Ziele sind die Schärfung des Profils des Fairen Handels, eine Durchsetzung der gemeinsamen Forderungen gegenüber Handel und Politik sowie eine Erreichung der stärkeren Ausweitung des Fairen Handels. Das Forum Fairer Handel de sieht sich als politische Stimme der Fair-Handels-Bewegung in Deutschland.

Forum Fairer Handel fördert gerechte Rahmenbedingungen für Landwirtschaft und Handel. Dieses richtet einmal jährlich in Zusammenarbeit mit seinen Kooperationspartnern die Faire Woche aus. Es handelt sich dabei um die größte Aktionswoche des Fairen Handels in Deutschland.

Faire Online Shops

Faire Online Shops sind die Vertriebskanäle an umwelt- und sozialbewusste Endverbraucher. Beispiele für Faire Online Shops sind Hessnatur, Avocadostore, Peppermynta, Laguna, Memolife und WeltPartner. Der Shop von Gepa fairer Handel zählt ebenfalls dazu. Das faire Angebot reicht von Essen und Genuß über Wohnen und Dekoration bis hin zu Faire Kleidung und Accessoires.

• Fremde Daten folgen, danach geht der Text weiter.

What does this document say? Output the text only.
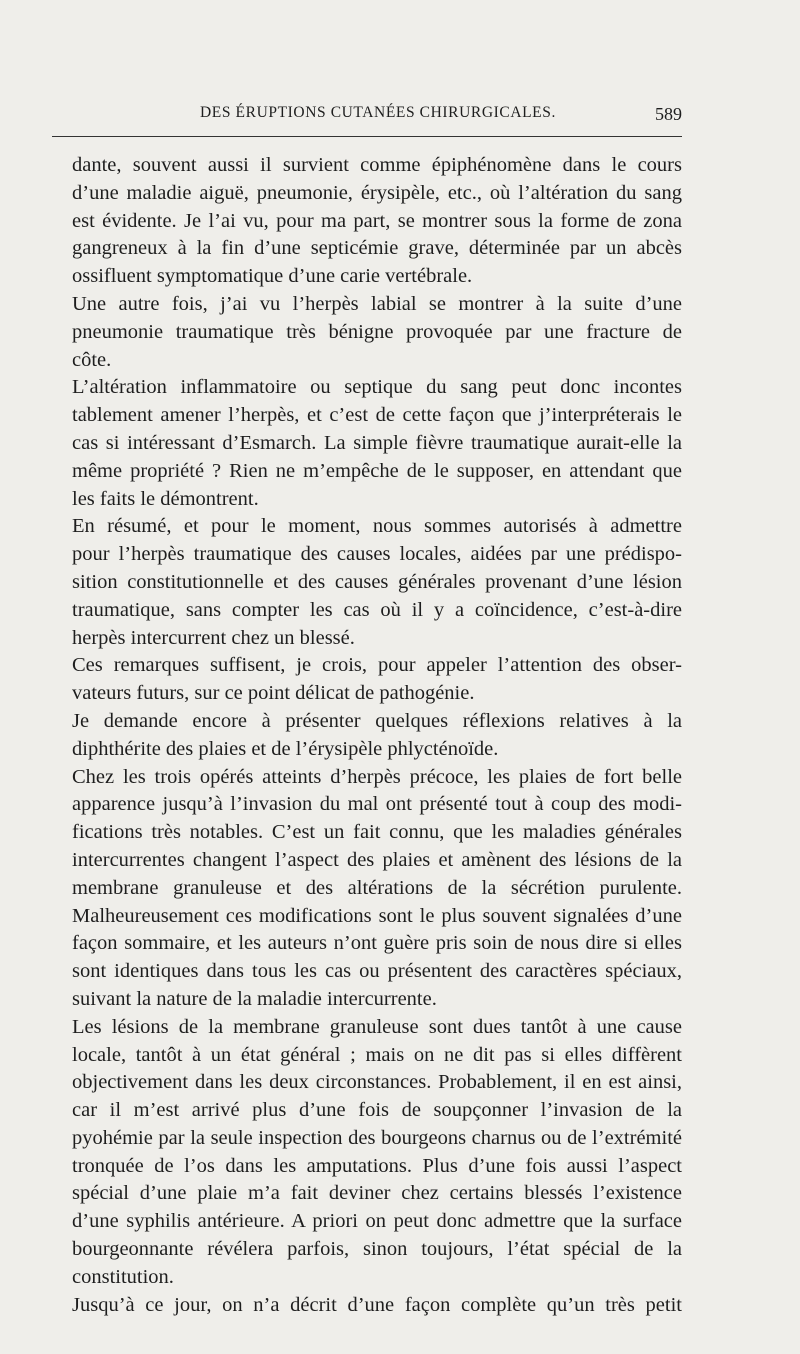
DES ÉRUPTIONS CUTANÉES CHIRURGICALES.	589

dante, souvent aussi il survient comme épiphénomène dans le cours
d’une maladie aiguë, pneumonie, érysipèle, etc., où l’altération du sang
est évidente. Je l’ai vu, pour ma part, se montrer sous la forme de zona
gangreneux à la fin d’une septicémie grave, déterminée par un abcès
ossifluent symptomatique d’une carie vertébrale.

Une autre fois, j’ai vu l’herpès labial se montrer à la suite d’une
pneumonie traumatique très bénigne provoquée par une fracture de
côte.

L’altération inflammatoire ou septique du sang peut donc incontes
tablement amener l’herpès, et c’est de cette façon que j’interpréterais le
cas si intéressant d’Esmarch. La simple fièvre traumatique aurait-elle la
même propriété ? Rien ne m’empêche de le supposer, en attendant que
les faits le démontrent.

En résumé, et pour le moment, nous sommes autorisés à admettre
pour l’herpès traumatique des causes locales, aidées par une prédispo-
sition constitutionnelle et des causes générales provenant d’une lésion
traumatique, sans compter les cas où il y a coïncidence, c’est-à-dire
herpès intercurrent chez un blessé.

Ces remarques suffisent, je crois, pour appeler l’attention des obser-
vateurs futurs, sur ce point délicat de pathogénie.

Je demande encore à présenter quelques réflexions relatives à la
diphthérite des plaies et de l’érysipèle phlycténoïde.

Chez les trois opérés atteints d’herpès précoce, les plaies de fort belle
apparence jusqu’à l’invasion du mal ont présenté tout à coup des modi-
fications très notables. C’est un fait connu, que les maladies générales
intercurrentes changent l’aspect des plaies et amènent des lésions de la
membrane granuleuse et des altérations de la sécrétion purulente.
Malheureusement ces modifications sont le plus souvent signalées d’une
façon sommaire, et les auteurs n’ont guère pris soin de nous dire si elles
sont identiques dans tous les cas ou présentent des caractères spéciaux,
suivant la nature de la maladie intercurrente.

Les lésions de la membrane granuleuse sont dues tantôt à une cause
locale, tantôt à un état général ; mais on ne dit pas si elles diffèrent
objectivement dans les deux circonstances. Probablement, il en est ainsi,
car il m’est arrivé plus d’une fois de soupçonner l’invasion de la
pyohémie par la seule inspection des bourgeons charnus ou de l’extrémité
tronquée de l’os dans les amputations. Plus d’une fois aussi l’aspect
spécial d’une plaie m’a fait deviner chez certains blessés l’existence
d’une syphilis antérieure. A priori on peut donc admettre que la surface
bourgeonnante révélera parfois, sinon toujours, l’état spécial de la
constitution.

Jusqu’à ce jour, on n’a décrit d’une façon complète qu’un très petit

Die Organisation stellt in seinem Fairer Online Shop regelmäßig Neuheiten und günstige Angebote vor. Gerade bei seiner Sektion Fairer Handel Lebensmittel beweist die Fair Handel Organisation, dass der Online Vertrieb von fair produzierte Lebensmittel bereits Realität und zukunftsweisend ist.

* Preis wurde zuletzt am 20. April 2019 um 1:48 Uhr aktualisiert

* Preis wurde zuletzt am 20. April 2019 um 19:06 Uhr aktualisiert

* Preis wurde zuletzt am 21. April 2019 um 13:09 Uhr aktualisiert

* Preis wurde zuletzt am 21. Juni 2019 um 21:39 Uhr aktualisiert

Fairer Handel Produkte

Fairer Handel Produkte sind qualitativ hochwertig und gerecht produziert. Fair gehandelte Produkte sind erstklassig, top und die bessere Wahl. Produkte aus fairem Handel sind zwar noch nicht so verbreitet, aber deren Konzept ist das richtige Handelskonzept. Denke einfach nur an fair gehandelte Kleidung, an denen kein Blut von Kinderhänden klebt oder keine Flüsse verfärbt werden. Nicht nur Kleidung wird fair gestellt. Es gibt schon eine breite Auswahl von Non-Food Produkten aus dem fairem Handel.

Oft wird in Fairer Handel Kakao eingesetzt, von dem Arbeiter und Gemeinden ihren Kindern ein besseres Leben geben können. Wenn du Fairer Handel Schokolade in deinem Einkaufswagen unterstützt, dann freuen sich sowohl Produzenten wie auch Konsumenten gleichermaßen. Der Fairer Handel Kaffee gehört zum Kuchen an jeden Tisch. Denn wir genießen gerne und viel Kaffee und dabei sollten wir Menschen und Umwelt schützen.